Joe looked out the window and laughed at the tourists dancing around and splattering coffee outside his shop. Catching a glimpse of Elizabeth across the road, Joe moved closer to the window to get a better look. She held her head high in the air with her eyes closed in perfect bliss. Her hair, which was usually tied back, was down and blowing in the light morning breeze and she looked to be reveling in the sun shining down on her face.
Joe could have sworn he saw her mother in that face.
Chapter Twenty-Three

It took Ivan’s and Elizabeth’s lips a while to pull away from one another, but when they finally did, Elizabeth half skipped, half walked with tingling lips along the path to her office. She felt if she lifted her feet any higher from the ground, she would float away. Humming as she tried to control her non-flight, she bumped straight into Mrs. Bracken, who stood in her doorway, eyeing up the tourists across the road.
“Jesus!” Elizabeth jumped back in fright.

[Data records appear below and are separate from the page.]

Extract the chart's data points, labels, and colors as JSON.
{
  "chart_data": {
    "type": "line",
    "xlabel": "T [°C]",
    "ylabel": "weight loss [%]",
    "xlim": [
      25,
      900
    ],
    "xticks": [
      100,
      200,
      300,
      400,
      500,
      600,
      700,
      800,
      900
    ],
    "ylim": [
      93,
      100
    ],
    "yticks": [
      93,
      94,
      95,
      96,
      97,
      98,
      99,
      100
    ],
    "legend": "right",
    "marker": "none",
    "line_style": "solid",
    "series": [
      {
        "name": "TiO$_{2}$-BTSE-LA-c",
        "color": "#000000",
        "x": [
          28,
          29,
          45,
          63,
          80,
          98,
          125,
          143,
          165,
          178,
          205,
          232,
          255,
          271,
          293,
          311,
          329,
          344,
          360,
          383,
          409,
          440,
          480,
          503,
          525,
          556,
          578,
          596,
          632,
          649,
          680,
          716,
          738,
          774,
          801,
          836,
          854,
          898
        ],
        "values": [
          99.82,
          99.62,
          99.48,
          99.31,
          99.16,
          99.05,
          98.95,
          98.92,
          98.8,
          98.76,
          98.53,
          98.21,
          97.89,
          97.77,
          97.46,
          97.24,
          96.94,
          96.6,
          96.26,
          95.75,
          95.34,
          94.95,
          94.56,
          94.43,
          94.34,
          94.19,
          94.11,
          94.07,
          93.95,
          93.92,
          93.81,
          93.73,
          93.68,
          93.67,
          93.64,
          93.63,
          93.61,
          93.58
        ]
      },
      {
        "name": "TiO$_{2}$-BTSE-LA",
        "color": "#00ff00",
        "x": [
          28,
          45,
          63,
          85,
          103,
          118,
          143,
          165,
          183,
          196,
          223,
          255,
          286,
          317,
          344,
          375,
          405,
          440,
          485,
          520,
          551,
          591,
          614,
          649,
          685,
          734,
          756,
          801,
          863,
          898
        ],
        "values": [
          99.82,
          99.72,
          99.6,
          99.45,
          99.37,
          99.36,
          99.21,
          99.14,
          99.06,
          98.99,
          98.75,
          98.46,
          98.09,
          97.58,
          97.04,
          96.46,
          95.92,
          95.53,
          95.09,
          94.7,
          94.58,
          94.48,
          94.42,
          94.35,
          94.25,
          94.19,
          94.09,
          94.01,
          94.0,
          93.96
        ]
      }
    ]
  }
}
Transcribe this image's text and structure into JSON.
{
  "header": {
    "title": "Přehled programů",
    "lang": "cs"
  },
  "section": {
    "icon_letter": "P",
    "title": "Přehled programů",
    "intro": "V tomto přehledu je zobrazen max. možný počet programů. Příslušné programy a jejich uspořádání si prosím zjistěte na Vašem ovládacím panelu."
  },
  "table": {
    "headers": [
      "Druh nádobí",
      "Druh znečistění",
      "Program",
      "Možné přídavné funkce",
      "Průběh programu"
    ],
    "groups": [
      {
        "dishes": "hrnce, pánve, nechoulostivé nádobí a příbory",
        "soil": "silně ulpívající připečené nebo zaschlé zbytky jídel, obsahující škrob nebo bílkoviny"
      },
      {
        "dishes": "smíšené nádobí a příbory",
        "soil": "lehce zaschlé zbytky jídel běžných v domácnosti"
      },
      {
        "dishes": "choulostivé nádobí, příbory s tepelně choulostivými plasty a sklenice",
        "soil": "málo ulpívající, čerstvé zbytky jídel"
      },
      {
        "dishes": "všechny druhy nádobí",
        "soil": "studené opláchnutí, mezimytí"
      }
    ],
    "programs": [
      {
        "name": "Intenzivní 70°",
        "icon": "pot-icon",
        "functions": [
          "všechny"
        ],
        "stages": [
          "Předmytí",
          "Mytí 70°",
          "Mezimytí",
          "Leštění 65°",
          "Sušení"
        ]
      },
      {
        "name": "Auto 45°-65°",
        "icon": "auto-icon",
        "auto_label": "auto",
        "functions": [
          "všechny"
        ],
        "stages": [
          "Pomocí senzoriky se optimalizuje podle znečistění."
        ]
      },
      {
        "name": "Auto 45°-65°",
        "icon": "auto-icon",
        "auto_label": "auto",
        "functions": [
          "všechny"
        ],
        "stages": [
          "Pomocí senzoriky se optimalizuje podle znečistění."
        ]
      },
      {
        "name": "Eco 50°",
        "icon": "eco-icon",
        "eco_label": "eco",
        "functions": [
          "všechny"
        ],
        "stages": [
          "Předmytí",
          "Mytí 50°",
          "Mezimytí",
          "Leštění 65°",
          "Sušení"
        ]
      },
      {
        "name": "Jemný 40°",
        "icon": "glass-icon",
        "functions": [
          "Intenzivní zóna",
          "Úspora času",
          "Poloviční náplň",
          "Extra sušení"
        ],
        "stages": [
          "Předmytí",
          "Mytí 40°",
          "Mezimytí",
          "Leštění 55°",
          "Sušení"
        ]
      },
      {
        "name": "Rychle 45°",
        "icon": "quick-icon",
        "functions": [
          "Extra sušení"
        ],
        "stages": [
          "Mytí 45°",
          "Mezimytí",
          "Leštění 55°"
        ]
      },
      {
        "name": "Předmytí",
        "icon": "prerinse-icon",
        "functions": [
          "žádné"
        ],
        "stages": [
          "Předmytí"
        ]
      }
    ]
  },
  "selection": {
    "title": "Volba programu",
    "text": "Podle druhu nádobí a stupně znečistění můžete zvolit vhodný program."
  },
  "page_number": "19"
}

“Is the son of God, who sacrificed his life and died on the cross to spread the Lord’s word and to give you a better life, so don’t take his name in vain,” Mrs. Bracken rattled off. She nodded in the direction of the café. “What are those foreigners up to at all, at all?”
Elizabeth bit her lip and tried not to laugh. “I have no idea. Why don’t you join them?”

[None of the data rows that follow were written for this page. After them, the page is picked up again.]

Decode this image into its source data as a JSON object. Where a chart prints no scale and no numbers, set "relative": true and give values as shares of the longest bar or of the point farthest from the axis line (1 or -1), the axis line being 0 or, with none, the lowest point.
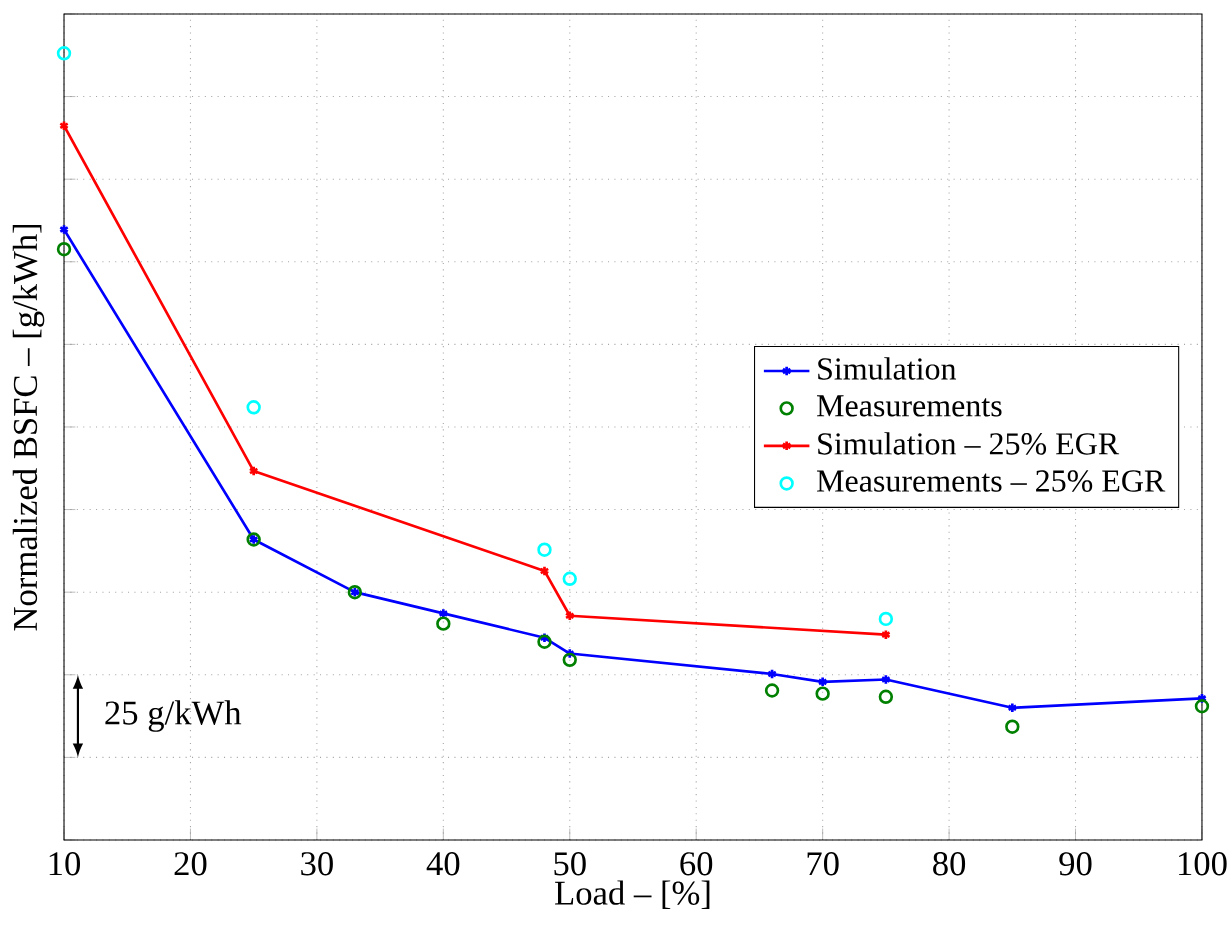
{
  "chart_data": {
    "type": "line",
    "relative": true,
    "xlabel": "Load – [%]",
    "ylabel": "Normalized BSFC – [g/kWh]",
    "annotations": [
      "25 g/kWh"
    ],
    "xlim": [
      10,
      100
    ],
    "xticks": [
      10,
      20,
      30,
      40,
      50,
      60,
      70,
      80,
      90,
      100
    ],
    "grid": true,
    "legend": "right",
    "tick_labels": "x",
    "series": [
      {
        "name": "Simulation",
        "color": "#0000ff",
        "marker": "cross",
        "x": [
          10,
          25,
          33,
          40,
          48,
          50,
          66,
          70,
          75,
          85,
          100
        ],
        "values": [
          0.776,
          0.382,
          0.315,
          0.288,
          0.257,
          0.237,
          0.211,
          0.201,
          0.204,
          0.168,
          0.18
        ]
      },
      {
        "name": "Measurements",
        "type": "scatter",
        "color": "#008000",
        "marker": "circle",
        "x": [
          10,
          25,
          33,
          40,
          48,
          50,
          66,
          70,
          75,
          85,
          100
        ],
        "values": [
          0.751,
          0.382,
          0.315,
          0.275,
          0.252,
          0.229,
          0.19,
          0.186,
          0.182,
          0.144,
          0.17
        ]
      },
      {
        "name": "Simulation – 25% EGR",
        "color": "#ff0000",
        "marker": "cross",
        "x": [
          10,
          25,
          48,
          50,
          75
        ],
        "values": [
          0.908,
          0.469,
          0.342,
          0.285,
          0.261
        ]
      },
      {
        "name": "Measurements – 25% EGR",
        "type": "scatter",
        "color": "#00ffff",
        "marker": "circle",
        "x": [
          10,
          25,
          48,
          50,
          75
        ],
        "values": [
          1,
          0.55,
          0.369,
          0.332,
          0.281
        ]
      }
    ]
  }
}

“Mr. Bracken wouldn’t be pleased about that carry-on at all.” She must have sensed something in Elizabeth’s voice, because her head shot up, her eyes narrowed, and she studied Elizabeth’s face intently. “You look different. You’ve been spending time up at that tower?” Mrs. Bracken accused her.
“Of course I have, Mrs. Bracken, I’m designing the place, remember?”

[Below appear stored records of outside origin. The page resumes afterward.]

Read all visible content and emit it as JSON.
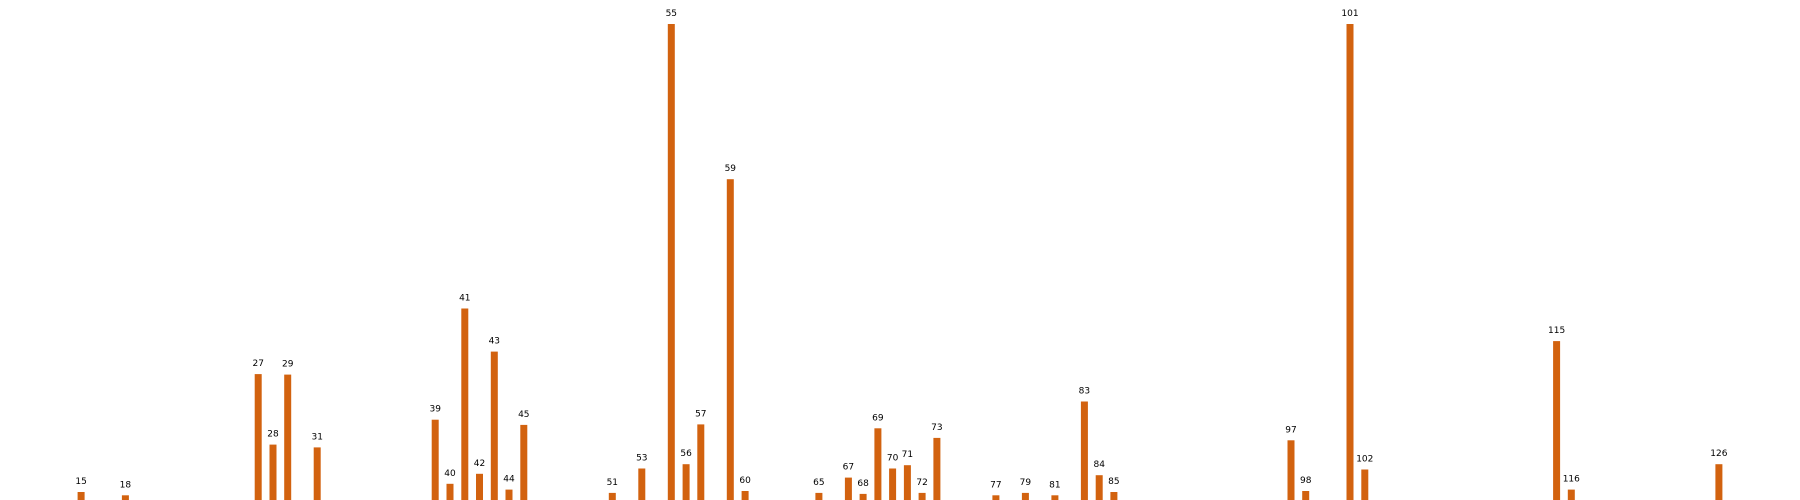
{
  "chart_data": {
    "type": "bar",
    "title": "",
    "xlabel": "",
    "ylabel": "",
    "x": [
      15,
      18,
      27,
      28,
      29,
      31,
      39,
      40,
      41,
      42,
      43,
      44,
      45,
      51,
      53,
      55,
      56,
      57,
      59,
      60,
      65,
      67,
      68,
      69,
      70,
      71,
      72,
      73,
      77,
      79,
      81,
      83,
      84,
      85,
      97,
      98,
      101,
      102,
      115,
      116,
      126
    ],
    "x_labels": [
      "15",
      "18",
      "27",
      "28",
      "29",
      "31",
      "39",
      "40",
      "41",
      "42",
      "43",
      "44",
      "45",
      "51",
      "53",
      "55",
      "56",
      "57",
      "59",
      "60",
      "65",
      "67",
      "68",
      "69",
      "70",
      "71",
      "72",
      "73",
      "77",
      "79",
      "81",
      "83",
      "84",
      "85",
      "97",
      "98",
      "101",
      "102",
      "115",
      "116",
      "126"
    ],
    "values": [
      2.3,
      1.6,
      26.9,
      12.2,
      26.8,
      11.6,
      17.4,
      4.0,
      40.6,
      6.1,
      31.6,
      2.8,
      16.3,
      2.1,
      7.2,
      100.0,
      8.1,
      16.4,
      67.6,
      2.5,
      2.1,
      5.3,
      1.9,
      15.6,
      7.2,
      7.9,
      2.1,
      13.6,
      1.6,
      2.1,
      1.6,
      21.2,
      5.8,
      2.3,
      13.1,
      2.5,
      100.0,
      7.0,
      33.8,
      2.8,
      8.1
    ],
    "ylim": [
      0,
      100
    ],
    "xlim": [
      9.5,
      131.5
    ],
    "grid": false,
    "legend": "none",
    "bar_color": "#d2620f"
  }
}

Mrs. Bracken’s eyes narrowed suspiciously. “Your hair’s down.”
“And?” Elizabeth asked, moving into the fabric shop to see if her order had arrived.
“And Mr. Bracken used to say beware of a woman who drastically changes her hair.”
“I would hardly call letting my hair down a drastic change.”
“Elizabeth Egan, for you of all people, I would call letting your hair down a drastic change. By the way,” she moved on quickly, not allowing Elizabeth to get a word in, “there’s a problem with the order that came in today.”
“What’s wrong with it?”
“It’s colorful. ” She said the word as if it were a disease and, widening her eyes, she emphasized the next word even more: “Red.”
Elizabeth smiled. “It’s raspberry, not red, and what’s wrong with a bit of color?”
“What’s wrong with a bit of color, she says.” Mrs. Bracken raised her voice an octave. “Up until last week, your world was brown. It’s the tower that’s doing it to you. The American fella, isn’t it?”
“Oh, don’t you start with that tower talk as well.” Elizabeth dismissed her. “I’ve been up there all week and it’s just a crumbling wall.”
“A crumbling wall is right,” she said, eyeing her. “And it’s the American fella that’s knocking it.”
Elizabeth rolled her eyes. “Good-bye, Mrs. Bracken.” She ran upstairs to her office. On her entry, a pair of legs sticking out from underneath Poppy’s desk greeted her. They were men’s legs, brown cords with brown shoes moving and squiggling around.
“Is that you, Elizabeth?” a voice shouted out.
“Yes, Harry.” Elizabeth smiled. Oddly, she was finding the two people who usually irritated her on a daily basis strangely lovable. Ivan was certainly passing the silly smile test.
“I’m just tightening up this chair, Poppy told me it was acting up on ya last week.”